Il revint à l’un des plus fameux d’entre eux, Henri Lacordaire, d’avoir en 1859 racheté le couvent de Saint-Maximin et donné le signal des réparations après les déprédations de la Terreur. Sous la Révolution, en effet, la basilique, vouée à la Raison et au magasinage militaire, échappa au pire grâce à Lucien Bonaparte, alias Brutus, frère de Napoléon, marié à la saint-maximinoise Christine Boyer, sœur du tenancier de l’auberge de Marathon (nom révolutionnaire de Saint-Maximin), laquelle fonctionne toujours en 2013, mais sans son nom grec… Pour l’anecdote, l’organiste joua La Marseillaise tandis que le régicide Barras inspectait le monument déchu ce qui, dit-on, sauva les grandes orgues de 1773, dues au frère Jean-Esprit Isnard, et qui, aujourd’hui restaurées, résonnent formidablement lors des cérémonies. Une main opportuniste peignit alors le profil excessivement napoléonien de Lucien à la place de celui de l’Enfant Jésus, dans un tableau de Michel Serre consacré à sainte Anne. Cette curiosité subsiste jusqu’à nous.

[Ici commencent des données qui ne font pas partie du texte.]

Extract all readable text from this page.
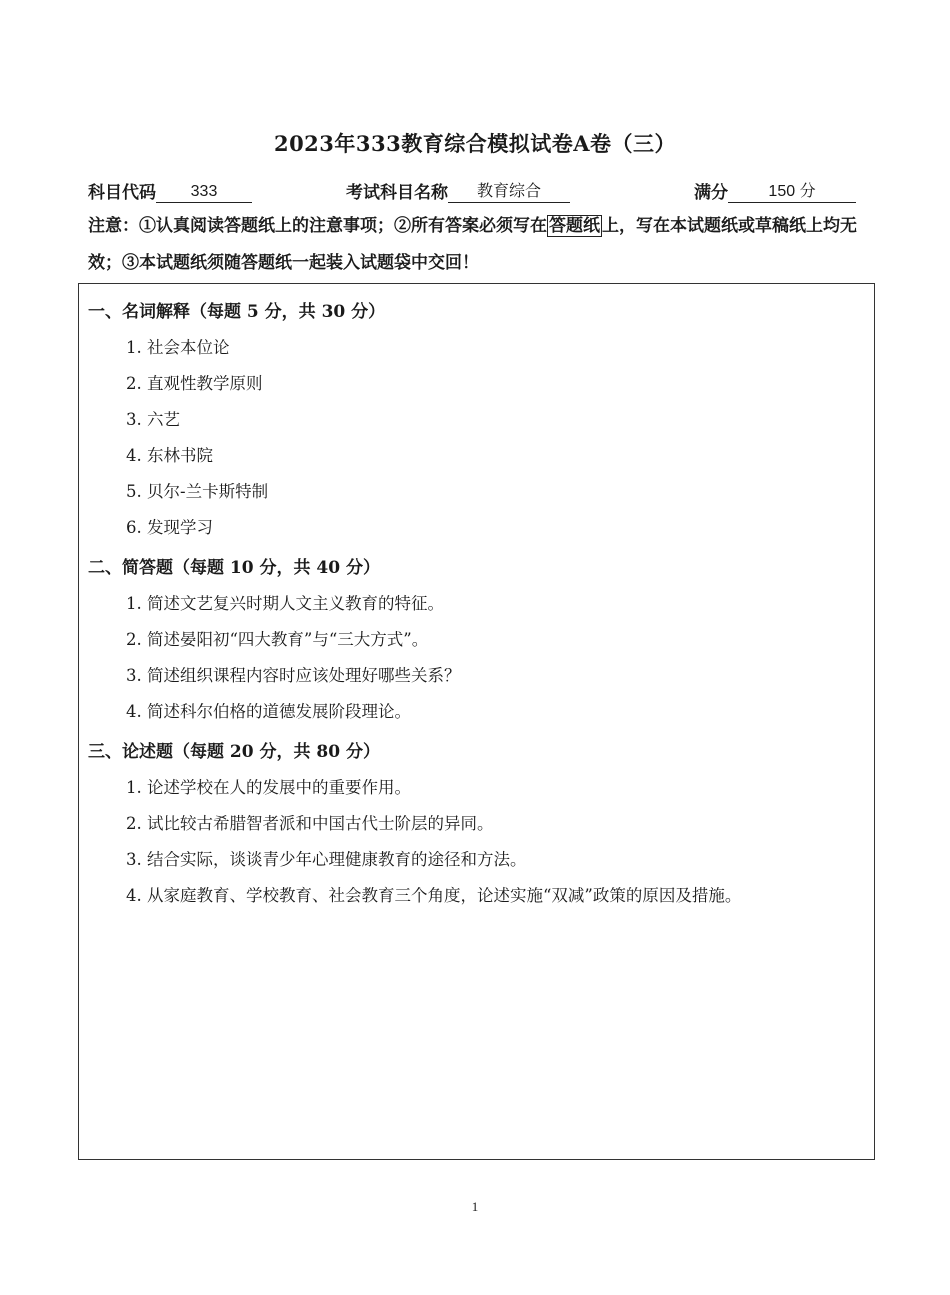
2023年333教育综合模拟试卷A卷（三）
科目代码 333	考试科目名称 教育综合	满分	150 分
注意：①认真阅读答题纸上的注意事项；②所有答案必须写在 答题纸 上，写在本试题纸或草稿纸上均无效；③本试题纸须随答题纸一起装入试题袋中交回！
一、名词解释（每题 5 分，共 30 分）
1. 社会本位论
2. 直观性教学原则
3. 六艺
4. 东林书院
5. 贝尔-兰卡斯特制
6. 发现学习
二、简答题（每题 10 分，共 40 分）
1. 简述文艺复兴时期人文主义教育的特征。
2. 简述晏阳初“四大教育”与“三大方式”。
3. 简述组织课程内容时应该处理好哪些关系？
4. 简述科尔伯格的道德发展阶段理论。
三、论述题（每题 20 分，共 80 分）
1. 论述学校在人的发展中的重要作用。
2. 试比较古希腊智者派和中国古代士阶层的异同。
3. 结合实际，谈谈青少年心理健康教育的途径和方法。
4. 从家庭教育、学校教育、社会教育三个角度，论述实施“双减”政策的原因及措施。
1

Au cours des siècles, la Basilique attirera pontifes, souverains et pèlerins venus de toute l’Europe pour prier « la fidèle Amie de Jésus » et « l’Apôtre des apôtres ». Pas moins de dix papes sont signalés d’Etienne IV à Benoît XIII, ainsi qu’une quarantaine de princes régnants : Charles VII et Marie d’Anjou, Louis XI et Charlotte de Savoie, Louis XII et Anne de Bretagne, François Ier et Claude de France. Louis XIV, encore célibataire, arriva en 1660 avec sa mère Anne d’Autriche, suivi par soixante carrosses. De la foule des pèlerins, au cours des siècles, émergent quelques profils notoires venus discrètement : Mme de Sévigné, Charles de Foucauld, Frédéric Mistral, Charles Maurras, le général et Yvonne De Gaulle, etc.
De nos jours, cent vingt mille visiteurs en moyenne arpentent chaque année le quartier médiéval maximinois et viennent faire une halte auprès de Marie-Madeleine dans sa Basilique inachevée, pour, comme elle assise aux pieds du Seigneur, élever un regard vers l’Eternel.